2. Director, King James Medical Laboratory, Inc., 24700 Center Ridge Rd. Westlake, OH 44145, USA.
3. Vitamin Diagnostics, Inc, Rt 35 & Industrial Drive, Cliffwood Bch, NJ 07735, USA.

Key words:
Autism; thiamine tetrahydrofurfuryl disulfide; urinary arsenic; sulfur metabolism

Submitted: Febrary 17, 2002
Accepted: May 24, 2002

ABSTRACT

OBJECTIVES: In a Pilot Study, the clinical and biochemical effects of thiamine tetrahydrofurfuryl disulfide (TTFD) on autistic spectrum children were investigated.

SUBJECTS AND METHODS: Ten children were studied. Diagnosis was confirmed through the use of form E2, a computer assessed symptom score. For practical reasons, TTFD was administered twice daily for two months in the form of rectal suppositories, each containing 50 mg of TTFD. Symptomatic responses were determined through the use of the computer assessed Autism Treatment Evaluation Checklist (ATEC) forms *. The erythrocyte transketolase (TKA) and thiamine pyrophosphate effect (TPPE), were measured at outset and on completion of the study to document intracellular thiamine deficiency. Urines from patients were examined at outset, after 30 days and after 60 days of treatment and the concentrations of SH-reactive metals, total protein, sulfate, sulfite, thiosulfate and thiocyanate were determined. The concentrations of metals in hair were also determined.

RESULTS: At the beginning of the study thiamine deficiency was observed in 3 out of the 10 patients. Out of 10 patients, 6 had initial urine samples containing arsenic in greater concentration than healthy controls. Traces of mercury were seen in urines from all of these autistic children. Following administration of TTFD an increase in cadmium was seen in 2 children and in lead in one child. Nickel was increased in the urine of one patient during treatment. Sulfur metabolites in urine did not differ from those measured in healthy children.

CONCLUSIONS: Thiamine tetrahydrofurfuryl disulfide appears to have a beneficial clinical effect on some autistic children, since 8 of the 10 children improved clinically.
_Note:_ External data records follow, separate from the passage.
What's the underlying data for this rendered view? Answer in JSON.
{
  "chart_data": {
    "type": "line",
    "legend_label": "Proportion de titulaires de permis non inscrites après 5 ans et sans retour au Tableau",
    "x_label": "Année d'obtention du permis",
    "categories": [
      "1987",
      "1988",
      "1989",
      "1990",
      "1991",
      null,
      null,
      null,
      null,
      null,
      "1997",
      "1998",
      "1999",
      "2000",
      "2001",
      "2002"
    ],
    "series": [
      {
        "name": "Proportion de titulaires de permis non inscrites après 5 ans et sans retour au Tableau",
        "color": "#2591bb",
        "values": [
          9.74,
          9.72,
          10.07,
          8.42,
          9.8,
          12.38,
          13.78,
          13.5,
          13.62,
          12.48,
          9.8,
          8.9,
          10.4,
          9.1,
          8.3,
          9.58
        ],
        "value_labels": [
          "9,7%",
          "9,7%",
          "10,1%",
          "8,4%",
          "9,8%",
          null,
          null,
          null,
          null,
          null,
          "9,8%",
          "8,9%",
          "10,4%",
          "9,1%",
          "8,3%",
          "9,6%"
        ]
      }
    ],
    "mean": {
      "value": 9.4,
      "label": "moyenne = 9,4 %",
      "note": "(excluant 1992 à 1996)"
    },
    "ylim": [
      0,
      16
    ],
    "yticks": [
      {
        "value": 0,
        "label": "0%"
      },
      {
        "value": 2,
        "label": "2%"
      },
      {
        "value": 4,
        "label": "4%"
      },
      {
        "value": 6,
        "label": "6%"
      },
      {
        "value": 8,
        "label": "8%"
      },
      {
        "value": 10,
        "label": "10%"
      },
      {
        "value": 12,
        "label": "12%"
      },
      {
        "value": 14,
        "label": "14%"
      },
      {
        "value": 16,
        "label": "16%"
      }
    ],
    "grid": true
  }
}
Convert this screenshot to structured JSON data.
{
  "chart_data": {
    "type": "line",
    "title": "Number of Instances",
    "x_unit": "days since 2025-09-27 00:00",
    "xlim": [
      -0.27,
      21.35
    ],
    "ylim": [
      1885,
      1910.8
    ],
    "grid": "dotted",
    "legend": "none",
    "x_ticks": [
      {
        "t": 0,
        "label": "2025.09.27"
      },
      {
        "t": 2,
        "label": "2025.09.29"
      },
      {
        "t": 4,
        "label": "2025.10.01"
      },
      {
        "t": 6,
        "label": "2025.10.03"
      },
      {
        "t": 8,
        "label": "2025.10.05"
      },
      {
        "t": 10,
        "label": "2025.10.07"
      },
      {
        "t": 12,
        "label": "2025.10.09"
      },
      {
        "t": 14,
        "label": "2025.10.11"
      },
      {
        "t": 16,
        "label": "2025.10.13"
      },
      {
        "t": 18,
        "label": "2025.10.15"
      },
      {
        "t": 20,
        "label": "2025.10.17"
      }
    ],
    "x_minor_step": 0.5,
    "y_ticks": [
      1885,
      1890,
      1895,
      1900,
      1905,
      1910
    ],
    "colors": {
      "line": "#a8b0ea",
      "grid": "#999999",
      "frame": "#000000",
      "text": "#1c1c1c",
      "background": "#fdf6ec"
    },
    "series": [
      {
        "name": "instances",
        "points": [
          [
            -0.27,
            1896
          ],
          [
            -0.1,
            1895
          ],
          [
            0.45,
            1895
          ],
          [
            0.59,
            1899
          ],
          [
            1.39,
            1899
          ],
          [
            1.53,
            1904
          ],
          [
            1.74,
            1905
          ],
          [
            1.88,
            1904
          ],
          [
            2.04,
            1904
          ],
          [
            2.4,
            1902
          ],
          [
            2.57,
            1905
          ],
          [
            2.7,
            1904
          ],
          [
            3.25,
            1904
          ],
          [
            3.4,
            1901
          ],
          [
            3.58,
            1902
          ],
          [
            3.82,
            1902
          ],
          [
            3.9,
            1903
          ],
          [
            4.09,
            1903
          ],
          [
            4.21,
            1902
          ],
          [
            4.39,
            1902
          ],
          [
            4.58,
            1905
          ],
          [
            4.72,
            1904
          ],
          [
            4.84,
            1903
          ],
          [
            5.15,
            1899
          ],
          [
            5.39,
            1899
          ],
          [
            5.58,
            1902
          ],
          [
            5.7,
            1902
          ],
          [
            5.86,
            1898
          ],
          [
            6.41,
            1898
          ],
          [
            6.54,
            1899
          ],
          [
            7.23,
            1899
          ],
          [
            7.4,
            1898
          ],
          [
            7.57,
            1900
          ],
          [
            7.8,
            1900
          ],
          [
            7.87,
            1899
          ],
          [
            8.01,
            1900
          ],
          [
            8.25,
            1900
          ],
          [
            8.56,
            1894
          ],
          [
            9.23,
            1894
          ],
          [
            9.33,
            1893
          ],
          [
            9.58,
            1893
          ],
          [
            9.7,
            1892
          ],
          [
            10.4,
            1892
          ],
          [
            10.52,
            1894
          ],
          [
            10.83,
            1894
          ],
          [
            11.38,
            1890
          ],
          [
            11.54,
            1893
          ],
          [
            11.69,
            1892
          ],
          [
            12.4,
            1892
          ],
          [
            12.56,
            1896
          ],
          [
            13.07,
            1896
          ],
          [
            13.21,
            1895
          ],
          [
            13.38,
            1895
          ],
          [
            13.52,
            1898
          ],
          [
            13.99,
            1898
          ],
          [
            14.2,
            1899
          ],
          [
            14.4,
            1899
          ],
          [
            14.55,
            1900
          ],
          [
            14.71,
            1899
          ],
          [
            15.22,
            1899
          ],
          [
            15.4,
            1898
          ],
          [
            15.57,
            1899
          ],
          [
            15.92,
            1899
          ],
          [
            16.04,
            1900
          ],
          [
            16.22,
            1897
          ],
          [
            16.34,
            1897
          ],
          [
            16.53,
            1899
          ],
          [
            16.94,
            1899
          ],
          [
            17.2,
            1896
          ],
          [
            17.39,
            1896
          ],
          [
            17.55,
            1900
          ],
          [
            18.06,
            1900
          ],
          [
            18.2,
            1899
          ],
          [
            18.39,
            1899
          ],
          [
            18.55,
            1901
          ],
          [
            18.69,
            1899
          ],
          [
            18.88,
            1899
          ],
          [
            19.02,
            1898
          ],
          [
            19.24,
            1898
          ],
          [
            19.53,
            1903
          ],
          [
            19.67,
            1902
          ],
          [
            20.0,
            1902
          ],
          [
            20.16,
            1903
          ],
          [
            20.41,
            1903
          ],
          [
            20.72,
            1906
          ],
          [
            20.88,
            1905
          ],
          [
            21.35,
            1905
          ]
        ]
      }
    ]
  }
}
We obtained evidence of an association of this increasingly occurring disease with presence of urinary SH-reactive metals, arsenic in particular.

 

ABBREVIATIONS:

TTFD Thiamine tetrahydrofurfuryl disulfide
TKA Erythrocyte transketolase
TPPE Thiamine pyrophosphate effect on TKA
ATEC Autism Treatment Evaluation Checklist
Delta ATEC Final ATEC score subtracted from baseline ATEC

Introduction

The hypothesis that TTFD might have a beneficial effect on autistic spectrum disease was suggested from studies by Waring and associates who reported sulfur depletion in the plasma [1] of these children and abnormal concentrations of sulfur in their urine [2]. One of the urinary abnormalities was a decrease in the concentration of thiocyanate and these authors hypothesized that this might be due to decreased activity in the enzyme rhodanese that converts toxic cyanide ions to non-toxic thiocyanate. Japanese investigators [3] had previously shown that thiamine disulfides partially protected pretreated mice from cyanide poisoning by increasing the activity of rhodanese. In addition, it was hypothesized that TTFD would act as a donor of sulfate since sulfur depletion had been observed in autistic children [1].
Although TTFD is usually given by mouth in capsules, autistic children are notorious for the difficulties involved with oral administration. When we attempted to administer the powdered contents of a capsule to any children of this age, the excessively unpalatable taste caused instant rejection. It was then decided to provide the TTFD in the form of rectal suppositories.
Since there is no reliable biologic test to indicate treatment effect in autistic patients, the form E2 was used to confirm the diagnosis and the ATEC forms used to measure the response to treatment.